# Abstract

Some deep reinforcement learning models are difficult to use in autonomous driving, as they require too much training time to learn useful and general control policies. This problem can be largely alleviated if the reinforcement learning agent has a meaningful representation of its surrounding environment. Representation learning is a set of techniques to achieve this goal. In this work, we develop a novel graph neural network and train it to reconstruct important information of the surrounding environment from the perspective of the ego agent. We further extract an encoded hidden state from the model which can be used as a meaningful representation of the surrounding environment for reinforcement learning agents.

# Introduction

One of the most challenging tasks for Deep Reinforcement Learning (DRL) agents is learning accurate representations of their environment. This constitutes a limiting factor for DRL as it results in long training time for agents. Including state representation learning objectives into the reward function has been shown to improve representations and increase generalization ^{1}. Meaningful state representations are a cornerstone of accurate predictions in deep learning. Powerful representations encode relevant information and omit unnecessary details. Therefore, they reduce the complexity of following learning problems ^{2} such as reinforcement learning.
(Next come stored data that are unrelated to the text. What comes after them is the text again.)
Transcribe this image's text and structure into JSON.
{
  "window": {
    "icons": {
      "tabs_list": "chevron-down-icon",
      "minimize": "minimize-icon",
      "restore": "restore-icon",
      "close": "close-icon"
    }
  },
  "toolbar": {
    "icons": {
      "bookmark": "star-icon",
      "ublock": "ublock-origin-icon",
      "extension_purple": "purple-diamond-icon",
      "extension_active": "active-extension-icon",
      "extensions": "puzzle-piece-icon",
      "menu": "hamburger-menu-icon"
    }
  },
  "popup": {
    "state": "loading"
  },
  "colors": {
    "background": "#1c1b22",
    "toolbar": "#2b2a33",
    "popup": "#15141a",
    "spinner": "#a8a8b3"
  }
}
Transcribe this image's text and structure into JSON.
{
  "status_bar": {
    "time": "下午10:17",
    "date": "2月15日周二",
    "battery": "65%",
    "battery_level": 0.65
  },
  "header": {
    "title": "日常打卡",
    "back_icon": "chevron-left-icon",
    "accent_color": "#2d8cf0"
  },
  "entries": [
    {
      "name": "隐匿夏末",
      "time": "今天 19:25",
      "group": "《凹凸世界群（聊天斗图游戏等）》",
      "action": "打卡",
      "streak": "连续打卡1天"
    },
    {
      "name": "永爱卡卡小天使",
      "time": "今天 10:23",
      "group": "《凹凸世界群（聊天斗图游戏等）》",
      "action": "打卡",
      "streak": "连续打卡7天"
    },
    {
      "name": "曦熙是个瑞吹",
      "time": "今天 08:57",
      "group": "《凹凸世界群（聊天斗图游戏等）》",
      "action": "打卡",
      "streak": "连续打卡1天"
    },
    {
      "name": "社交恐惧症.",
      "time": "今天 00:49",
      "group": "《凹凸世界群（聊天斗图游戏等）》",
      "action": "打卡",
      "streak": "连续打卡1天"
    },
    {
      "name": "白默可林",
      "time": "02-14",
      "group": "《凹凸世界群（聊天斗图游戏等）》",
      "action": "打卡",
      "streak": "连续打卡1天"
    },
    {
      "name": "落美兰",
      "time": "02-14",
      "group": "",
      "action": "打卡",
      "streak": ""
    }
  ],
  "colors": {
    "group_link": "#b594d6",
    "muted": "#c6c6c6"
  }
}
Manual feature engineering is the most common approach to building representations. However, there are many techniques to let a neural network learn strong representations and eliminate the need for labor-intensive feature handcrafting. These techniques are grouped by the term representation learning.

We apply representation learning to the field of autonomous driving and more specifically traffic modeling. The behavior of agents is highly dependent on the surrounding traffic participants. The agents and their interaction in a driving scenario can be considered as a graph in which the nodes and edges represent the agents and their interaction respectively.

Graph Neural Networks (GNNs) are neural network architectures that are used for deep learning on graph-structured data ^{3}. We use them for representation learning on traffic scenes. GNNs enable node-level, edge-level and graph-level predictions.

The remainder of this report is organized as follows: Section II introduces relevant concepts. In Section III we present our approach to building meaningful representations of traffic scenes and in Section IV we introduce our implementation. In Section V, we show our experiments. In Section VI we conclude our work and present ideas for further research.

# Preliminaries

## Graph Neural Networks

Traffic scenarios can be represented effectively using graphs. A graph \(G\) is a data structure that consists of a set of nodes (or vertices) \(V\) and a set of edges \(E\), i.e., \(G=(V,E)\). \(e_{ij}=(v_i,v_j) \in E\) denotes an edge pointing from \(v_j\) to \(v_i\), where \(v_i\in V\). \(N(v) = \{u\in V \mid (v,u)\in E\}\) denotes the neighborhood of a node \(v\). The node features \(\mathbf{h} \in \mathbf{R}^{n \times d}\) are defined as \(\mathbf{h} = \lbrace \vec{h}_i \mid i=1,...,n \rbrace\), where \(\vec{h}_i \in \mathbf{R}^d\) represents the feature vector of the node \(i\), \(n = \vert V \vert\) denotes the number of nodes and \(d\) denotes the dimension of the node feature vector. The edge features \(\mathbf{e} \in \mathbf{R}^{m \times c}\) are defined as \(\{\vec{e}_{ij} \mid i=1,...,n,j=1,...,N(i)\}\), where \(\vec{e}_{ij} \in \mathbf{R}^{c}\) represent the feature vector of the edge \((i,j)\), \(m = \vert E \vert\) denotes the number of edges and \(c\) denotes the dimension of the edge feature vector.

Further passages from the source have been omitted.